В комнате, где я спрятался за чуть теплую печку, шесть кроватей своими решетками-спинками образовали непреодолимую преграду. Она была воздвигнута между мной и сереющими окнами, между мной и теми, кто лежал в кроватях. Лежали беззвучно. Без движения. Почти без дыхания.

Мне стало страшно.

Потом я увидел, как тонкая рука высунулась из-под одеял и ватных матрасов и слабым, но чрезвычайно уверенным жестом позвала меня к себе. Я сделал несколько шагов и увидел лицо — бледное, скуластое, может быть, веснушчатое, а может, просто покрытое какими-то пятнышками. Лицо молодое и старое одновременно. Увидел темные запавшие глаза. Взгляд— изучающий и спокойный.

— Ну, здравствуй, мальчик! Как тебя зовут? Я был один. Их было шестеро.

Им было трудно разговаривать.

Они уже много дней видели только белые потолки и стены, покрытые инеем. Свет еле проникал через стекла... А я в эти дни дышал горьковатым дымом ленинградских пожарищ. Искал осколки снарядов и бомб. Двигался, голодал, но мог видеть и чувствовать окружающий мир.

Теперь я понимаю, что был для них посланцем этого мира. Во мне и в моей не очень-то связной речи они искали то, что оставили за стенами госпиталя. Может быть, им стало немножко легче. Во всяком случае, я до сих пор тешу себя этой мыслью.

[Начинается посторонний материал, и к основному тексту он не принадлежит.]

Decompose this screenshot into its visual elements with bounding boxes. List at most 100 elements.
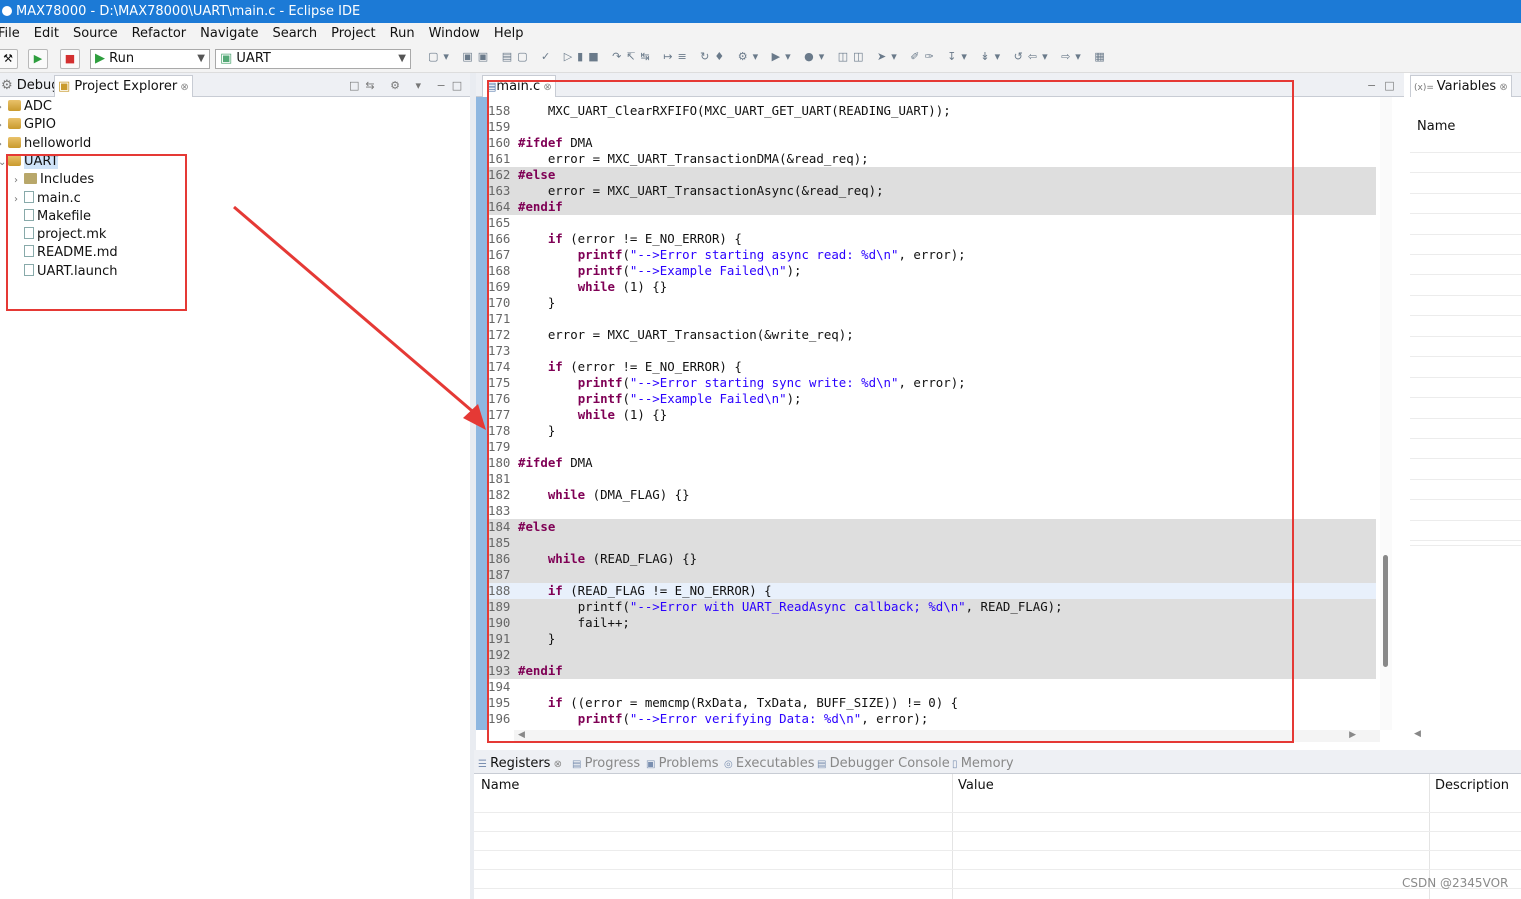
table-row[interactable] [474,869,1521,870]
code-line[interactable]: 164 #endif [488,199,1376,215]
menu-item-window[interactable]: Window [429,23,480,45]
code-line[interactable]: 159 [488,119,1376,135]
code-line[interactable]: 174 if (error != E_NO_ERROR) { [488,359,1376,375]
close-icon[interactable]: ⊗ [1496,82,1507,93]
code-line[interactable]: 173 [488,343,1376,359]
variable-row[interactable] [1410,438,1521,439]
code-line[interactable]: 184 #else [488,519,1376,535]
code-line[interactable]: 171 [488,311,1376,327]
variable-row[interactable] [1410,315,1521,316]
code-editor[interactable]: 158 MXC_UART_ClearRXFIFO(MXC_UART_GET_UA… [476,97,1404,742]
chevron-right-icon[interactable]: › [14,172,24,190]
variable-row[interactable] [1410,295,1521,296]
variable-row[interactable] [1410,397,1521,398]
tab-project-explorer[interactable]: ▣ Project Explorer ⊗ [54,75,193,97]
launch-config-select[interactable]: ▣ UART ▼ [215,49,411,69]
code-line[interactable]: 178 } [488,423,1376,439]
code-line[interactable]: 196 printf("-->Error verifying Data: %d\… [488,711,1376,727]
tree-item-adc[interactable]: ›ADC [0,98,52,116]
tree-item-includes[interactable]: › Includes [14,171,94,189]
variable-row[interactable] [1410,520,1521,521]
variable-row[interactable] [1410,234,1521,235]
table-row[interactable] [474,831,1521,832]
variable-row[interactable] [1410,356,1521,357]
tree-item-makefile[interactable]: Makefile [14,208,91,226]
code-line[interactable]: 170 } [488,295,1376,311]
chevron-right-icon[interactable]: › [0,117,8,135]
column-divider[interactable] [952,774,953,899]
chevron-down-icon[interactable]: ⌄ [0,154,8,172]
tree-item-helloworld[interactable]: ›helloworld [0,135,91,153]
variable-row[interactable] [1410,545,1521,546]
code-line[interactable]: 168 printf("-->Example Failed\n"); [488,263,1376,279]
scroll-left-icon[interactable]: ◀ [518,730,525,740]
variable-row[interactable] [1410,336,1521,337]
code-line[interactable]: 177 while (1) {} [488,407,1376,423]
menu-item-run[interactable]: Run [390,23,415,45]
code-line[interactable]: 166 if (error != E_NO_ERROR) { [488,231,1376,247]
variable-row[interactable] [1410,152,1521,153]
code-line[interactable]: 165 [488,215,1376,231]
variable-row[interactable] [1410,499,1521,500]
scroll-left-icon[interactable]: ◀ [1414,729,1421,739]
tab-debugger-console[interactable]: ▤ Debugger Console [817,753,950,774]
code-line[interactable]: 188 if (READ_FLAG != E_NO_ERROR) { [488,583,1376,599]
view-toolbar-icons[interactable]: □⇆ ⚙ ▾ −□ [346,75,471,97]
variable-row[interactable] [1410,172,1521,173]
code-line[interactable]: 167 printf("-->Error starting async read… [488,247,1376,263]
code-line[interactable]: 163 error = MXC_UART_TransactionAsync(&r… [488,183,1376,199]
launch-mode-select[interactable]: ▶ Run ▼ [90,49,210,69]
code-line[interactable]: 190 fail++; [488,615,1376,631]
code-line[interactable]: 180 #ifdef DMA [488,455,1376,471]
launch-icon[interactable]: ▶ [28,49,48,69]
variable-row[interactable] [1410,213,1521,214]
code-line[interactable]: 169 while (1) {} [488,279,1376,295]
variable-row[interactable] [1410,254,1521,255]
variable-row[interactable] [1410,418,1521,419]
menu-item-project[interactable]: Project [331,23,375,45]
table-row[interactable] [474,812,1521,813]
code-line[interactable]: 179 [488,439,1376,455]
chevron-right-icon[interactable]: › [0,136,8,154]
variable-row[interactable] [1410,479,1521,480]
scroll-right-icon[interactable]: ▶ [1349,730,1356,740]
code-line[interactable]: 191 } [488,631,1376,647]
code-line[interactable]: 158 MXC_UART_ClearRXFIFO(MXC_UART_GET_UA… [488,103,1376,119]
code-line[interactable]: 195 if ((error = memcmp(RxData, TxData, … [488,695,1376,711]
code-line[interactable]: 172 error = MXC_UART_Transaction(&write_… [488,327,1376,343]
build-hammer-icon[interactable]: ⚒ [0,49,18,69]
menu-item-search[interactable]: Search [272,23,317,45]
code-line[interactable]: 189 printf("-->Error with UART_ReadAsync… [488,599,1376,615]
tab-progress[interactable]: ▤ Progress [572,753,640,774]
menu-item-navigate[interactable]: Navigate [200,23,258,45]
tree-item-uart[interactable]: ⌄ UART [0,153,59,172]
tree-item-uart-launch[interactable]: UART.launch [14,263,117,281]
code-line[interactable]: 162 #else [488,167,1376,183]
tab-variables[interactable]: (x)= Variables ⊗ [1410,75,1512,97]
menu-item-file[interactable]: File [0,23,20,45]
horizontal-scrollbar[interactable]: ◀ ▶ [514,730,1380,742]
tree-item-readme-md[interactable]: README.md [14,244,118,262]
menu-item-edit[interactable]: Edit [34,23,59,45]
tab-problems[interactable]: ▣ Problems [646,753,719,774]
tab-main-c[interactable]: ▤main.c ⊗ [482,75,556,97]
code-line[interactable]: 161 error = MXC_UART_TransactionDMA(&rea… [488,151,1376,167]
tab-registers[interactable]: ☰ Registers ⊗ [478,753,562,774]
tree-item-project-mk[interactable]: project.mk [14,226,106,244]
code-line[interactable]: 182 while (DMA_FLAG) {} [488,487,1376,503]
code-line[interactable]: 175 printf("-->Error starting sync write… [488,375,1376,391]
tree-item-gpio[interactable]: ›GPIO [0,116,56,134]
code-line[interactable]: 185 [488,535,1376,551]
variable-row[interactable] [1410,540,1521,541]
code-line[interactable]: 183 [488,503,1376,519]
code-line[interactable]: 194 [488,679,1376,695]
menu-item-help[interactable]: Help [494,23,524,45]
editor-min-max-icons[interactable]: −□ [1364,75,1406,97]
variable-row[interactable] [1410,193,1521,194]
close-icon[interactable]: ⊗ [550,759,562,770]
code-line[interactable]: 187 [488,567,1376,583]
code-line[interactable]: 193 #endif [488,663,1376,679]
menu-item-refactor[interactable]: Refactor [132,23,187,45]
variable-row[interactable] [1410,377,1521,378]
tree-item-main-c[interactable]: › main.c [14,190,81,208]
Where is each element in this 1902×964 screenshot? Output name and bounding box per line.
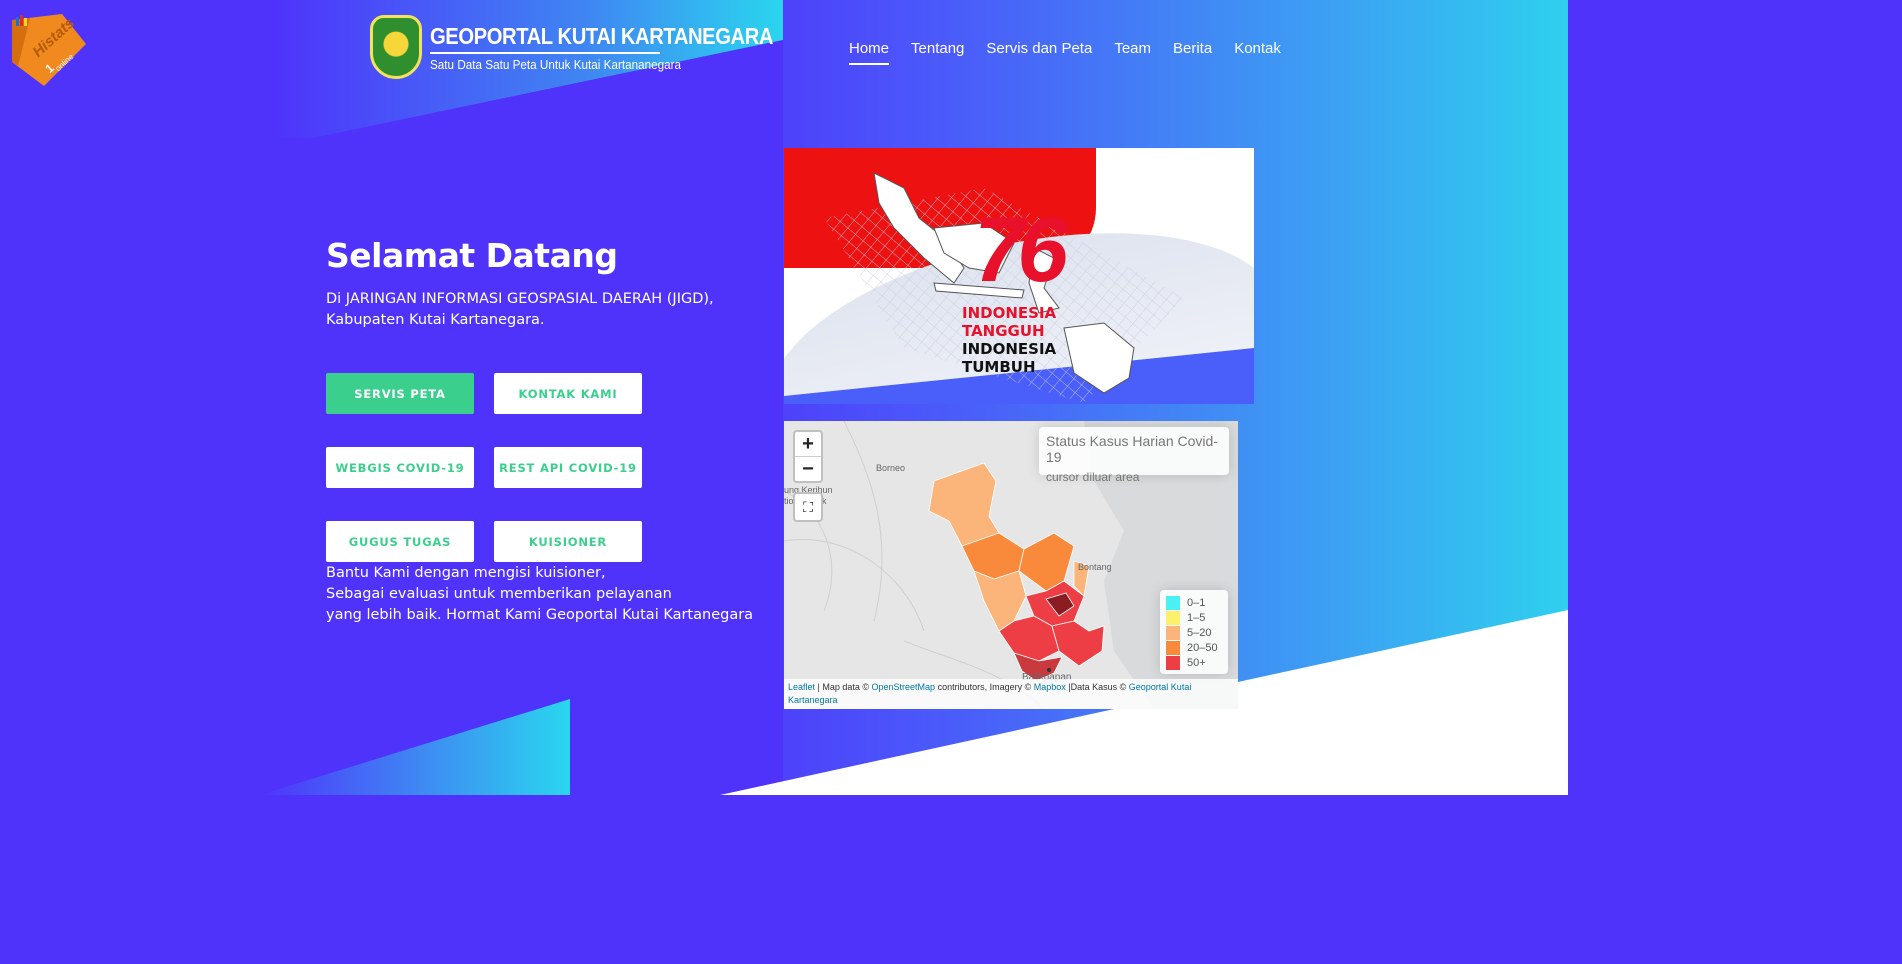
banner-text-tangguh: INDONESIA TANGGUH: [962, 304, 1056, 340]
kukar-emblem-icon: [370, 15, 422, 79]
hero-section: Selamat Datang Di JARINGAN INFORMASI GEO…: [326, 236, 766, 331]
nav-item-team[interactable]: Team: [1114, 40, 1151, 65]
legend-swatch: [1166, 610, 1180, 625]
banner-text-tumbuh: INDONESIA TUMBUH: [962, 340, 1056, 376]
map-info-panel: Status Kasus Harian Covid-19 cursor dilu…: [1039, 427, 1229, 484]
site-title: GEOPORTAL KUTAI KARTANEGARA: [430, 22, 774, 49]
map-attribution: Leaflet | Map data © OpenStreetMap contr…: [784, 679, 1238, 709]
site-logo[interactable]: GEOPORTAL KUTAI KARTANEGARA Satu Data Sa…: [370, 15, 820, 79]
hero-line-1: Di JARINGAN INFORMASI GEOSPASIAL DAERAH …: [326, 291, 714, 307]
note-line-3: yang lebih baik. Hormat Kami Geoportal K…: [326, 607, 754, 623]
covid-map[interactable]: Borneo ung Kerihun tional Park Bontang B…: [784, 421, 1238, 709]
banner-anniversary-number: 76: [974, 199, 1068, 301]
rest-api-covid-button[interactable]: REST API COVID-19: [494, 447, 642, 488]
legend-swatch: [1166, 640, 1180, 655]
info-title: Status Kasus Harian Covid-19: [1046, 433, 1218, 465]
attribution-text: contributors, Imagery ©: [935, 682, 1034, 692]
legend-item: 5–20: [1166, 625, 1222, 640]
legend-label: 5–20: [1187, 626, 1212, 639]
legend-item: 50+: [1166, 655, 1222, 670]
hero-line-2: Kabupaten Kutai Kartanegara.: [326, 312, 545, 328]
independence-day-banner: 76 INDONESIA TANGGUH INDONESIA TUMBUH: [784, 148, 1254, 404]
legend-label: 50+: [1187, 656, 1206, 669]
legend-label: 0–1: [1187, 596, 1206, 609]
legend-item: 20–50: [1166, 640, 1222, 655]
legend-item: 0–1: [1166, 595, 1222, 610]
hero-description: Di JARINGAN INFORMASI GEOSPASIAL DAERAH …: [326, 289, 766, 331]
map-label-borneo: Borneo: [876, 463, 906, 473]
nav-item-berita[interactable]: Berita: [1173, 40, 1212, 65]
questionnaire-note: Bantu Kami dengan mengisi kuisioner, Seb…: [326, 563, 753, 626]
legend-swatch: [1166, 625, 1180, 640]
zoom-in-button[interactable]: +: [795, 432, 821, 456]
servis-peta-button[interactable]: SERVIS PETA: [326, 373, 474, 414]
banner-line-1: INDONESIA: [962, 304, 1057, 322]
attribution-text: | Map data ©: [815, 682, 872, 692]
mapbox-link[interactable]: Mapbox: [1034, 682, 1066, 692]
nav-item-servis-dan-peta[interactable]: Servis dan Peta: [986, 40, 1092, 65]
legend-swatch: [1166, 655, 1180, 670]
main-nav: Home Tentang Servis dan Peta Team Berita…: [849, 40, 1281, 65]
nav-item-kontak[interactable]: Kontak: [1234, 40, 1281, 65]
nav-item-home[interactable]: Home: [849, 40, 890, 65]
fullscreen-icon[interactable]: ⛶: [793, 492, 823, 522]
map-zoom-control: + −: [793, 430, 823, 483]
info-subtitle: cursor diluar area: [1046, 470, 1140, 484]
histats-counter-widget[interactable]: Histats 1 online: [10, 14, 88, 88]
gugus-tugas-button[interactable]: GUGUS TUGAS: [326, 521, 474, 562]
note-line-1: Bantu Kami dengan mengisi kuisioner,: [326, 565, 606, 581]
map-legend: 0–1 1–5 5–20 20–50 50+: [1160, 590, 1228, 674]
hero-title: Selamat Datang: [326, 236, 618, 275]
legend-label: 20–50: [1187, 641, 1218, 654]
legend-label: 1–5: [1187, 611, 1206, 624]
nav-item-tentang[interactable]: Tentang: [911, 40, 964, 65]
histats-ribbon-icon: Histats 1 online: [12, 14, 86, 86]
zoom-out-button[interactable]: −: [795, 456, 821, 481]
note-line-2: Sebagai evaluasi untuk memberikan pelaya…: [326, 586, 672, 602]
logo-text: GEOPORTAL KUTAI KARTANEGARA Satu Data Sa…: [430, 23, 820, 72]
kontak-kami-button[interactable]: KONTAK KAMI: [494, 373, 642, 414]
webgis-covid-button[interactable]: WEBGIS COVID-19: [326, 447, 474, 488]
legend-item: 1–5: [1166, 610, 1222, 625]
map-label-bontang: Bontang: [1078, 562, 1112, 572]
attribution-text: |Data Kasus ©: [1065, 682, 1129, 692]
banner-line-4: TUMBUH: [962, 358, 1036, 376]
logo-divider: [430, 51, 660, 54]
openstreetmap-link[interactable]: OpenStreetMap: [872, 682, 936, 692]
site-tagline: Satu Data Satu Peta Untuk Kutai Kartanan…: [430, 56, 682, 72]
legend-swatch: [1166, 595, 1180, 610]
leaflet-link[interactable]: Leaflet: [788, 682, 815, 692]
kuisioner-button[interactable]: KUISIONER: [494, 521, 642, 562]
banner-line-2: TANGGUH: [962, 322, 1045, 340]
banner-line-3: INDONESIA: [962, 340, 1057, 358]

Я быстро познакомился с ними.

Шестеро молодых ленинградских ученых. Шестеро изможденных, доработавшихся до глубоких обмороков...

Я не помню ваших имен. Но я на всю жизнь запомнил ваши лица. Ни я, ни Людмила не забудем вас никогда.

Вы все погибли, но для меня и сегодня вы живые.

Вы научили меня человечности. Я перед вами в неоплатном долгу.

Вы уже не прочтете этих строк. Но если бы вы могли прочитать, вы бы узнали, что я помню всё. Я помню маленькие блюдечки с супом-затирухой. Помню, как сестра чуть-чуть приподнимала каждого из вас, чтобы дрожащая рука не расплескала по пути ни капельки. Я помню пайки хлеба — тяжелого, влажного хлеба — и крохотные довески, приколотые спичками к ним.

— Сестричка, еще бы блюдечко.

По чайной ложке супа — в седьмое блюдце! И маленькие довесочки хлеба — туда же! На, Олег, голодный мальчик из ленинградской блокады, ешь, живи, расти!

Вкус того хлеба — кисловатого, липкого — одно из самых живых ощущений детства...

Вот почему все свои программы мы создаем для тех, кто умеет что-то дарить людям. Помогать им. Выручать.

И, выходя на лед, собираясь в единый могучий комок мышц и нервов, мы с Людмилой думаем о тех шестерых истощенных ленинградцах, которые накормили меня в далекий зимний день 1942 года.